The highlight of the past year, however, occurred over the summer. I refer specifically to another historic first for the State of Montana and Montana higher education. Sometime in July, we passed over the $100 million target of the comprehensive campaign we have in progress in partnership with The University of Montana Foundation: “Invest in Discovery: Connecting People, Programs, and Place.” Most people will recall that two years ago, in a festive gala held at the Washington Ranch on Grant Creek, we made a public announcement of the campaign, ably led by Campaign Chair Debby McWhinney and her Campaign Cabinet consisting of Trustees Priscilla Gilkey, Mickey Sogard, and Charlie Oliver, with the support of a Campaign Steering Committee. When we made the public announcement, we had commitments totaling about $72 million, and now we have passed the critical benchmark. We have attained this historic level of achievement because of the work and collaboration of the dedicated UM Foundation Trustees and staff with Deans, faculty, and volunteers. I know we have some Foundation Trustees and members of the Steering Committee with us this morning, and I invite them to stand as we recognize them and their work with a well deserved round of applause.
However, we have not yet achieved all the financial goals we set in advance of the campaign, although we have exceeded some, as for endowments to support scholarships and current funds for academic and research programs. We launched this campaign after an extensive period of careful planning and thought. Through a deliberate and inclusive process involving the campus community, the Foundation Trustees and staff, and the stakeholders in and out of the State of Montana, we established priorities in four critical areas that totaled $100 million: Endowments for scholarships; endowments for faculty chairs and programs; ongoing program support, intended for immediate expenditure; and funds for construction and renovation of facilities. The priorities explain the purpose and the subtitle of the campaign: “Connecting People [read faculty, staff, and students], Programs, and Place [read Missoula, Montana, and the facilities needed for state-of-the-art research and education].” Those priorities remain as important today as when we originally set them, and we will persist in our efforts to secure the support needed.

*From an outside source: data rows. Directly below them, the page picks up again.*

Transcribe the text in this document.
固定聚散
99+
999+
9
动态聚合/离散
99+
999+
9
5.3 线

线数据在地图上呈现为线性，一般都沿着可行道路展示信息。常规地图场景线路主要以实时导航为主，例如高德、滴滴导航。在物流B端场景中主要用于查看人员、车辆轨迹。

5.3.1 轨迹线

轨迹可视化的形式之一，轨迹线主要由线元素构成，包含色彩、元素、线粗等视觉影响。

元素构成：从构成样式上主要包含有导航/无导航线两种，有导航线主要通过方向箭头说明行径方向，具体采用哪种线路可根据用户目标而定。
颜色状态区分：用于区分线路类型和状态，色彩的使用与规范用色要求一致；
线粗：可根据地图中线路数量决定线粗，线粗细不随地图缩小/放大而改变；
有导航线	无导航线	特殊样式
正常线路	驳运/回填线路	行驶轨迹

More than 25,000 people have contributed in the campaign to date, over 8,000 of them for the first time, and more than half of them alumni of the University. The outpouring of support from our alumni and friends provides a wonderful testament of the love and respect thousands of people have for this University, its faculty, students, staff, and programs. Because of all we have achieved, we must persevere to satisfy all the goals before closing the campaign on 31 December 2007. Over the next four months, we will work even harder to make certain that we fulfill the goals we so painfully and thoughtfully established for the campaign. We will need the help of everyone in order to succeed. I will take this opportunity to thank publicly everyone who has helped and contributed to date, and urge those who have not yet done so to join us in this last major push for complete success. We have four months and must make the most of them.
Certain other developments during the year merit attention as well, since they underscore the very good work of a number of people to assure that the University fulfills its mission.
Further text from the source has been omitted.